CBN Headquarters Abuja
Nigerian banks and their customers lost a combined N134.48bn to fraud between 2020 and 2025, according to data contained in the CBN’s ‘Nigeria Payments System Vision 2028 document.’
The document, obtained from the apex bank’s website, showed that attempted fraud across the banking and payments ecosystem amounted to N187.79bn during the six-year period, while actual losses stood at N134.48bn.
The report revealed that the losses were recorded across several payment channels, including over-the-counter transactions, Automated Teller Machines, cheques, e-commerce platforms, internet banking, mobile banking, Point of Sale terminals, web channels and other electronic payment systems.
Analysis of the data showed that fraud losses rose consistently over the period, increasing from N11.61bn in 2020 to N12.77bn in 2021 and N14.32bn in 2022. The figure climbed further to N17.67bn in 2023 before surging to N52.26bn in 2024, the highest annual loss recorded during the period.
The 2024 loss accounted for nearly 39 per cent of the total amount lost to fraud between 2020 and 2025, highlighting the scale of the challenge facing banks, payment service providers and customers.
Attempted fraud also increased from N13.26bn in 2020 to N14.48bn in 2021, N16.41bn in 2022 and N19.72bn in 2023 before jumping sharply to N86.36bn in 2024. Both attempted fraud and actual losses, however, declined in 2025 to N37.57bn and N25.85bn respectively.
According to the CBN, the sharp increase in fraud losses recorded in 2024 was largely driven by a major internal fraud case involving N30bn.
The document stated, “Fraud amounts in Internet Banking, Mobile, and POS channels declined, yet overall losses rose by 196 per cent, primarily due to a major internal case involving N30bn.

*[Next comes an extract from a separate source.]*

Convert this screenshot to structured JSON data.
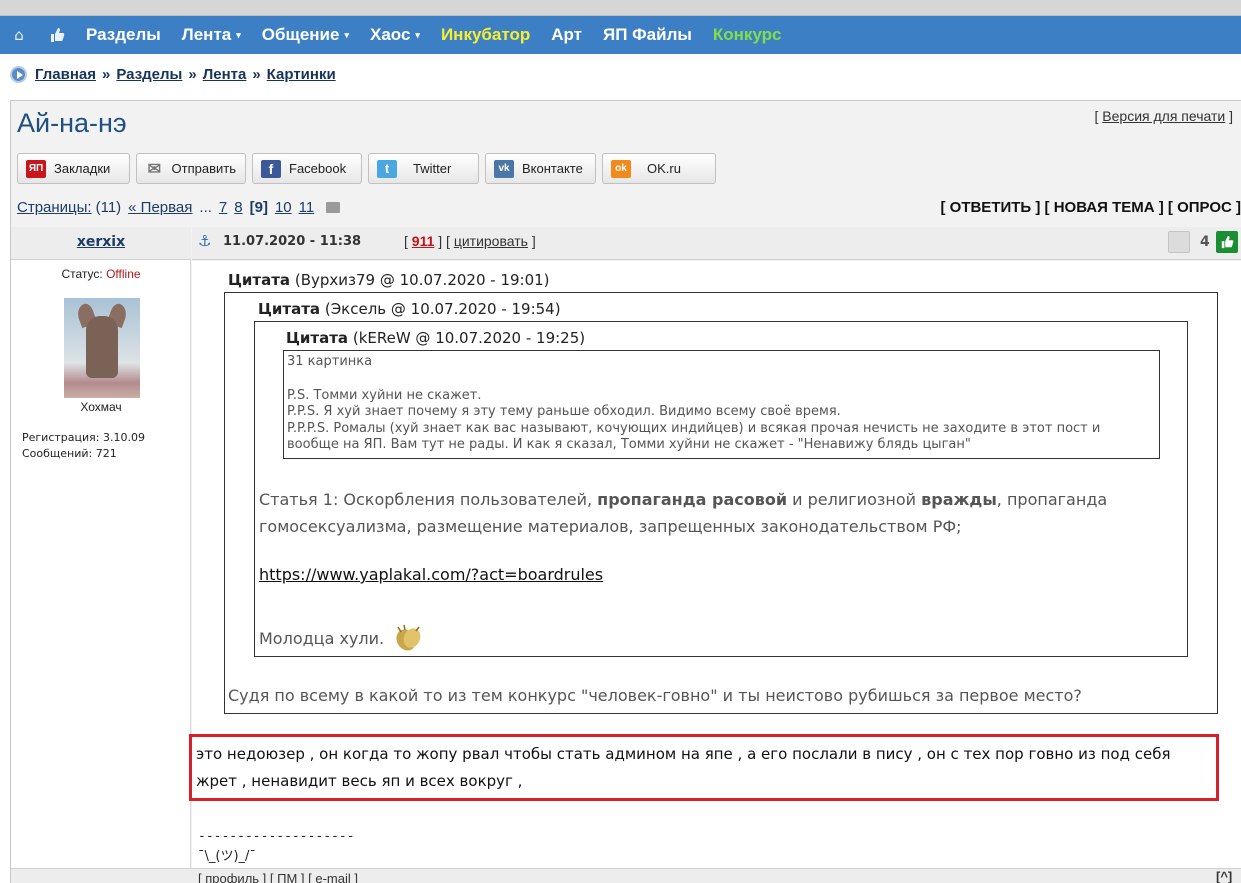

Web fraud incidents also increased by 169 per cent.”
The apex bank noted that the trend demonstrated how a single large-scale fraud incident could significantly affect industry-wide fraud statistics despite improvements recorded in several digital payment channels.
The report showed that fraud patterns evolved across payment platforms during the review period. In 2021, web-based fraud declined by 43 per cent, but overall losses increased due to a 276 per cent rise in POS fraud incidents. In 2022, fraud losses rose by 12 per cent, driven mainly by major fraud incidents involving corporate accounts, while ATM fraud surged by more than 2,000 per cent despite declines in mobile, POS and web-related fraud.

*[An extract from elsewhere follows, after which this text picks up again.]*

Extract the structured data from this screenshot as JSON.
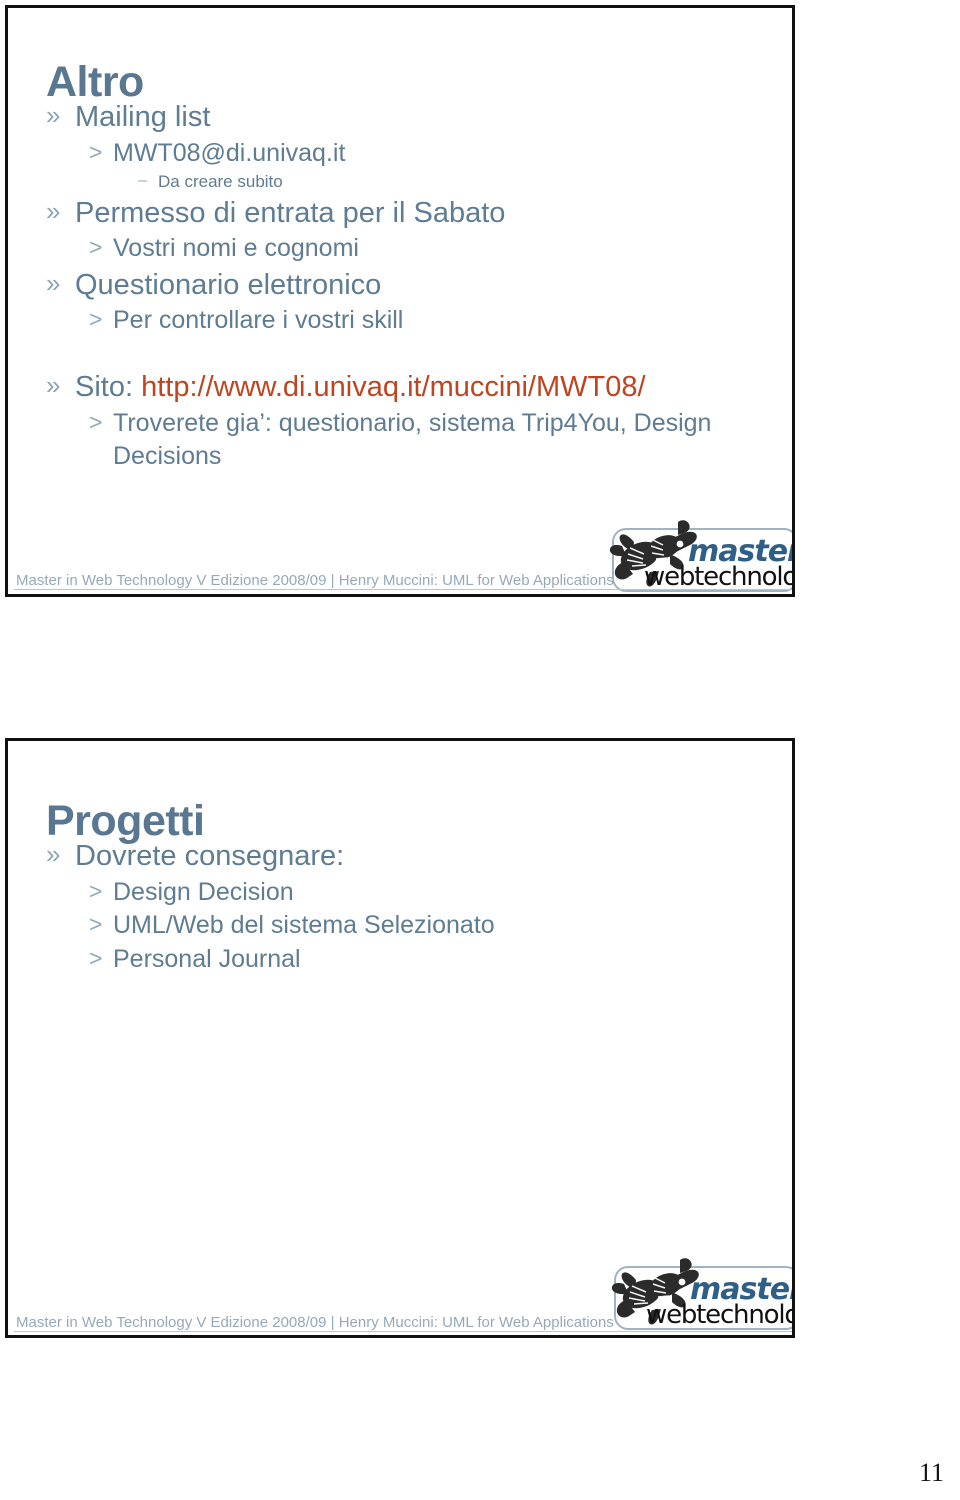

Similarly, fraud losses increased by 23 per cent in 2023, largely due to a spike in e-commerce fraud cases. The CBN said e-commerce-related incidents escalated by 1,961 per cent during the year, while mobile, POS and web channels recorded moderate increases.
Despite the persistent threat, the regulator reported significant improvement in 2025, attributing the decline in fraud losses to stricter regulations, stronger industry collaboration and enhanced monitoring systems.
“In 2025, electronic payment fraud declined by 51 per cent, demonstrating the success of stricter regulations, increased industry cooperation, enhanced prevention strategies, and improved monitoring,” the document stated.
The findings come amid rapid growth in electronic payments and financial technology adoption in Nigeria, with instant transfers, mobile banking, fintech applications and digital wallets becoming increasingly central to commercial activities.
In the foreword to the Nigeria Payments System Vision 2028, CBN Governor Olayemi Cardoso said Nigeria’s payments ecosystem had become one of the most dynamic and innovative globally, driven by real-time payments, digital adoption and fintech-led transformation.
Cardoso noted that while the previous Payments System Vision 2025 framework delivered significant growth in electronic payments and digital financial services, the next phase would require stronger resilience and coordination as the ecosystem expands.
The CBN acknowledged that increased digitalisation has improved financial inclusion and reduced transaction costs but has also created new risks that require stronger cybersecurity measures, consumer protection frameworks and fraud-monitoring systems.
Under the Payments System Vision 2028, the apex bank said it would prioritise security, trust, innovation, interoperability, inclusion and collaboration while strengthening regulatory oversight, improving cyber resilience and deploying emerging technologies to combat increasingly sophisticated fraud threats.